The End of the End of Everything: Stories
- Cover of first edition
- Author: Dale Bailey
- Cover artist: Galen Dara
- Language: English
- Genre: Horror, dark fantasy
- Publisher: Arche Press
- Publication date: 2015
- Publication place: United States
- Media type: print (paperback), ebook
- Pages: 227
- ISBN: 978-1-63023-007-4
- OCLC: 886485017

= The End of the End of Everything: Stories =

2015 collection of short stories by Dale Bailey

The End of the End of Everything: Stories is a collection of horror and dark fantasy short stories by American writer Dale Bailey.

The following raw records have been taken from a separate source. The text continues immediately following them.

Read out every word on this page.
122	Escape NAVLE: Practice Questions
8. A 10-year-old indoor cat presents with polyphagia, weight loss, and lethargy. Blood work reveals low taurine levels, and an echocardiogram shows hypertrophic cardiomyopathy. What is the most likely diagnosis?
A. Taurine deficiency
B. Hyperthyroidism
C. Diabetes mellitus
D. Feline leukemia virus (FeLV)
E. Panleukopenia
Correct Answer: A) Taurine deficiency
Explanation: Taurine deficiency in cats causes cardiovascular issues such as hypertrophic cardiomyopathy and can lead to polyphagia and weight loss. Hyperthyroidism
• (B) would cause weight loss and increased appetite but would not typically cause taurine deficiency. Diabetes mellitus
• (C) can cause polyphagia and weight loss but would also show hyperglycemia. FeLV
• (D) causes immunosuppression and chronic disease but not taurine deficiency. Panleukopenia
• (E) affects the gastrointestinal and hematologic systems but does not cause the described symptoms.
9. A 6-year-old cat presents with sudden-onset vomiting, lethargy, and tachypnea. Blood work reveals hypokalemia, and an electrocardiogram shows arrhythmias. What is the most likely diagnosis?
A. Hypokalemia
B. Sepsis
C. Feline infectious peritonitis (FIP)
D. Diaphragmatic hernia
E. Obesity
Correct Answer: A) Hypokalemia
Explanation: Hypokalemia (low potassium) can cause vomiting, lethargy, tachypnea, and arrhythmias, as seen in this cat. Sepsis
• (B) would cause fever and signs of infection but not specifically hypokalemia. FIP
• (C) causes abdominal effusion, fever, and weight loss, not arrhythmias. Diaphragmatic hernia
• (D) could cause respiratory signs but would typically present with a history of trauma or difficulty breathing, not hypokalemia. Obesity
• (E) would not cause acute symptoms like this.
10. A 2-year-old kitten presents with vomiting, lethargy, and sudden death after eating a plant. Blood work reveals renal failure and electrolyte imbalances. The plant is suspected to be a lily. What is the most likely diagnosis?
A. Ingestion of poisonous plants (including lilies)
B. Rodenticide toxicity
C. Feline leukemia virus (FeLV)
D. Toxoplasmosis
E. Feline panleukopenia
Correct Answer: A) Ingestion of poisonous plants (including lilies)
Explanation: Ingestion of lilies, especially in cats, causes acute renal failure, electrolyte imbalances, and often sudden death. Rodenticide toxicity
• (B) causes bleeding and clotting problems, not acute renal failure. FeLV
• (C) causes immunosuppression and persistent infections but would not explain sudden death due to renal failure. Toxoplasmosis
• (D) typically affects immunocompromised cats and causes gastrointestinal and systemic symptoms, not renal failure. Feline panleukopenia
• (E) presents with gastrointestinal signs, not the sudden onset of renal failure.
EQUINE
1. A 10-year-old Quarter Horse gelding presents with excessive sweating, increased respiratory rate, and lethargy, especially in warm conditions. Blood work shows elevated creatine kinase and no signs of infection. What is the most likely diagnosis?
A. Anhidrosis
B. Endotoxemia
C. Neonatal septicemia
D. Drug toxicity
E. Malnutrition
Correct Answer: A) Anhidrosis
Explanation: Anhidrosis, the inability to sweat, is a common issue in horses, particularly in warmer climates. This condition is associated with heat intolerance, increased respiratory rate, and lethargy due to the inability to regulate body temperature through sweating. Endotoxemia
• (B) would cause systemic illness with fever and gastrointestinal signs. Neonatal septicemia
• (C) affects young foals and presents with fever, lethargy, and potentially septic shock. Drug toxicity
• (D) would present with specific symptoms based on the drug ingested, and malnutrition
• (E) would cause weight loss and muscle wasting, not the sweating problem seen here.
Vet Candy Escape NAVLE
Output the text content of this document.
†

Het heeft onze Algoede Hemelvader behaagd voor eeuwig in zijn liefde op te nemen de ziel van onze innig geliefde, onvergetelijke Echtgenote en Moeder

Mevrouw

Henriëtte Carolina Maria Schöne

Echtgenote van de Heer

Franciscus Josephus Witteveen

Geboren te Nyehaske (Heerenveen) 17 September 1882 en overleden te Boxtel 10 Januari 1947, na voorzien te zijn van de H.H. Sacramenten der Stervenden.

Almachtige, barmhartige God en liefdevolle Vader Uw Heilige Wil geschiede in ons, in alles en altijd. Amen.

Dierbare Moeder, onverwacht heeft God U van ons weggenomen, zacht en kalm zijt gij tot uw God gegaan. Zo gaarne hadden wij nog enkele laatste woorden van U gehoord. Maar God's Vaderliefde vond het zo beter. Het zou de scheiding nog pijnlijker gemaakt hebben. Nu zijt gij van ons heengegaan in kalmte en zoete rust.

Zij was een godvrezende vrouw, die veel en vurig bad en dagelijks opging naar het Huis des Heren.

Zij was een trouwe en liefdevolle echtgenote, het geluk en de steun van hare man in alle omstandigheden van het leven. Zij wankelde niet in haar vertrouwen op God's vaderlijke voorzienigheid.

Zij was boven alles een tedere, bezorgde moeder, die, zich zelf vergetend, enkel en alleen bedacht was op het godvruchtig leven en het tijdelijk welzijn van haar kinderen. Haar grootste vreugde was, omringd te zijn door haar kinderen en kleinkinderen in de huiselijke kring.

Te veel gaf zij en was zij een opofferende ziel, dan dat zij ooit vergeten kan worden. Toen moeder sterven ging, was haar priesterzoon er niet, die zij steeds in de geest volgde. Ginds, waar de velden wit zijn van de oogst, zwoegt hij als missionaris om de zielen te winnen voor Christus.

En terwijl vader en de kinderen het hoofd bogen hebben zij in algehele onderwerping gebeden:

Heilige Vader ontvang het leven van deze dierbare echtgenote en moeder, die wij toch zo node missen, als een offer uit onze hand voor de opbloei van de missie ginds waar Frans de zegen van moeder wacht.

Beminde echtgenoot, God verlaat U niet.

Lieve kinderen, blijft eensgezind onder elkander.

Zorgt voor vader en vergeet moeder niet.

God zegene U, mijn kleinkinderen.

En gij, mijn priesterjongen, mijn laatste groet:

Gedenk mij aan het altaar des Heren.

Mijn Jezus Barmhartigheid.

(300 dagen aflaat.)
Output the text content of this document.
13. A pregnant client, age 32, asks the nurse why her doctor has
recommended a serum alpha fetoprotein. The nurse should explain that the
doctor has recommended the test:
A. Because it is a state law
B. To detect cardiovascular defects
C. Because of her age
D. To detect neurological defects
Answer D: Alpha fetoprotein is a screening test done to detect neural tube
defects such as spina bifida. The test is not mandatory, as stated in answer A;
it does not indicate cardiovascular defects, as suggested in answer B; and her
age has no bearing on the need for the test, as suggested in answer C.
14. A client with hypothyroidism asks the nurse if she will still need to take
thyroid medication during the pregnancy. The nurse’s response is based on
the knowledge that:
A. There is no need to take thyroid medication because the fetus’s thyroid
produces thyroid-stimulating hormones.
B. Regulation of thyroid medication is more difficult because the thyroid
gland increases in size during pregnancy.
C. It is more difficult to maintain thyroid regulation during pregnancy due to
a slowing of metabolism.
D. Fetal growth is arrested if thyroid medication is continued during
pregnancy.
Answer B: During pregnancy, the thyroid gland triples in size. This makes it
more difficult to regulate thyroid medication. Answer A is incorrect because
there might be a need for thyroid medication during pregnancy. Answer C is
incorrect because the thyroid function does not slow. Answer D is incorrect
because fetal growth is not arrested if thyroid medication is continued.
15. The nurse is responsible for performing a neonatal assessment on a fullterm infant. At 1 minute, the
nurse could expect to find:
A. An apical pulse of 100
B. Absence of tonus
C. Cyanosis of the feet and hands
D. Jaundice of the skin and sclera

It was first published by Arche Press in paperback and ebook in April 2015.

==Summary==
The book collects nine short works of fiction by the author.

==Contents==
- "The End of the World as We Know It" (from The Magazine of Fantasy & Science Fiction, Oct./Nov. 2004)
- "The Bluehole" (from The Magazine of Fantasy & Science Fiction, May/June 2013)
- "The Creature Recants" (from Clarkesworld Magazine #85, Oct. 2013)
- "Mating Habits of the Late Cretaceous" (from Asimov's Science Fiction, Sep. 2012)
- "A Rumor of Angels" (from Tor.com, Sep. 11, 2013)
- "Eating at the End-of-the-World Café" (from The Magazine of Fantasy & Science Fiction, Sep. 2010)
- "Lightning Jack's Last Ride" (from The Magazine of Fantasy & Science Fiction, Jan. 2015)
- "Troop 9" (from Asimov's Science Fiction, Oct./Nov. 2014)
- "The End of the End of Everything" (from Tor.com, Apr. 23, 2014)

==Reception==
The collection was reviewed by Paul Di Filippo in Locus Online in 2015, and James Sallis in The Magazine of Fantasy & Science Fiction, Jan./Feb. 2016.

==Awards==
The collection was nominated for the 2016 Shirley Jackson Award for Best Collection, and placed 23rd in the 2016 Locus Poll Award for Best Collection.

"The End of the World as We Know It" was nominated for the 2004 International Horror Guild Award for Best Short Form and the 2006 Nebula Award for Best Short Story.

"Eating at the End-of-the-World Café" placed twelfth in the 2011 Locus Poll Award for Best Novelette.

"Mating Habits of the Late Cretaceous" placed fourth in the 2013 Asimov's Readers' Poll for Best Novelette, and twenty-fifth in the 2013 Locus Poll Award for Best Novelette.

"The Bluehole" was nominated for the 2013 Bram Stoker Award for Superior Achievement in Long Fiction.

"The End of the End of Everything" won the 2015 Shirley Jackson Award for Best Novelette, and placed 30th in the 2015 Locus Poll Award for Best Novelette.